Wednesday, 30 July 2014

Paid author visits



Writers should be paid for visits – of course they should. A day in a school, for instance, isn’t just a day in a school. There is all the preparation beforehand, plus several phone-calls and emails to sort everything out, and travel to and from the venue, let alone all those years of apprenticeship in your craft. Hence, I rate such a day at £350 but only get that rarely.
It isn’t all that clear cut anyway.


The new writer

I’m so often asked to give a creative writing workshop and I feel a little of fraud. Surely the teacher can do this better, not least of all because she knows her own students well. Yet a writer is welcomed because she brings in some value-added: we have written well enough to be published. We can and maybe should subvert the National Curriculum. Actually, as well, many teachers don’t know how to teach their student to write
I feel this even though I’m quite an experienced writer and teacher. I know of several writers who offered free workshops to start with. They felt awkward asking for payment when they so lack confidence in what they were doing. This is fair enough as long as they gradually start charging first a lower rate and eventually a normal rate, perhaps picking up a few endorsements on the way.     
This seems fair on schools who anyway don’t have a lot of spare cash. They shouldn’t be asked to pay a lot for what is less than professional.      

 

Festivals

Most festivals do not pay their writers. “You’re getting good publicity out of it,” they say. Are you? In 2010 I was involved in publishing and editing a book which was launched at the Hay Festival.  We sold out. Well, almost. The bookshop who’d supplied the books to the whole festival kept the remainder and eventually sold them. They’d actually ordered 25% more than they normally do and we were in the biggest stadium, with our celebrity speaker, in the key early evening spot. We had one of the longest queues for signing. Yes, we sold all 75 books. Split the royalty on that between the writers in the anthology…     
The book did reasonably in the end but it wasn’t just the festival that sold it. I’ve had about £100 of royalties from it.
I appeared at the main Buxton festival one year. Again I wasn’t paid but did have a lovely lunch and a free ticket to the opera. I made some contacts at the workshop I ran who eventually booked me for a paid workshop.

Building a profile

A writing friend of mine recently interviewed a medium-profile writer on her blog. People interested in his genre would know his name. He described how in the first year of being published he did 150 free visits to libraries. Other writers will probably squirm at that. Yet from every point of view this makes sense.
Why would libraries pay for an unknown writer to talk to them? They’re hardly keeping open now. He was gradually meeting his readership and getting a few more readers with each visit. It must have been hard work, of course: roughly three talks a week! Later, when he is in demand, he can charge.

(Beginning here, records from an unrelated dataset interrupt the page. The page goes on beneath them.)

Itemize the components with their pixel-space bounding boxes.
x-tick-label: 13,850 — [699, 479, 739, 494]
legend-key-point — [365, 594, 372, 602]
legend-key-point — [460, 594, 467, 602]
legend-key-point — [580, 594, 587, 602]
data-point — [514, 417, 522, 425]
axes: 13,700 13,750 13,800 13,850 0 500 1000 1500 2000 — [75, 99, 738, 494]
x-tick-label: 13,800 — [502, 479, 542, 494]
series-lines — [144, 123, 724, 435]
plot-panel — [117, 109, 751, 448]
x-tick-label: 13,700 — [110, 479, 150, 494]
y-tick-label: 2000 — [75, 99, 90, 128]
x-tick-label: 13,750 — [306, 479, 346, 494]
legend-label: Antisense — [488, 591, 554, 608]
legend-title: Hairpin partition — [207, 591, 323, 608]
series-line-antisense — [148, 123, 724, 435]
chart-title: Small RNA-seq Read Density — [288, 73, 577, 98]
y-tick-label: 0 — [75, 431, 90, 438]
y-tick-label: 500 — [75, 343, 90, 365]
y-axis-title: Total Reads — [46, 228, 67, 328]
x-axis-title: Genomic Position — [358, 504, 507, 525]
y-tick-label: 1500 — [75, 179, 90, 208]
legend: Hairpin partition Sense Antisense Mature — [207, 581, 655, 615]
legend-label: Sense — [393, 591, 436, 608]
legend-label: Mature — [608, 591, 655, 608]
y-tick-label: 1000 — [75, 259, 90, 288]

Promotional visit or workshop?

I actually distinguish between the two. As I write for children, my school visits are the equivalent of a reading that some of my poet colleagues do in the evenings.  (And they mostly don’t get paid!).
I do offer a free school visit that lasts about 90 minutes that is purely promotional. It consists of:
·         A reading from one book
·         A short talk about that book
·         A Q & A session
·         A short creative writing exercise
I advertise the book in advance and ask the school to encourage parents to buy the book. The student can bring it in to be signed. I give out promotional material as well. I usually try and make some sort of offer – maybe two of my books, signed, at a discount, passing on some of my author discount to them.
However, it’s really the presales I’m interested in: they help to keep my publishers happy. 
Most schools actually want a whole day. So, that’s £350 plus expenses. I work out the expenses on 45p per mile and bundle them into the quote, plus I supply the materials and charge for them. I may choose, in fact, to travel by train and stay overnight the day before. 
Often they’ll come back and say that that is too much. I then offer to reduce it by a quarter to include the “free” promotional visit.
I do take a few books along, though it’s rare for school children to be able to pay cash.
I’ll do something similar for writing groups but take along a few extra copies then; adults do have cash. And fortunately now I’m at the stage where writing groups expect to pay a fee.   
So, definitely, it’s not all that black and white.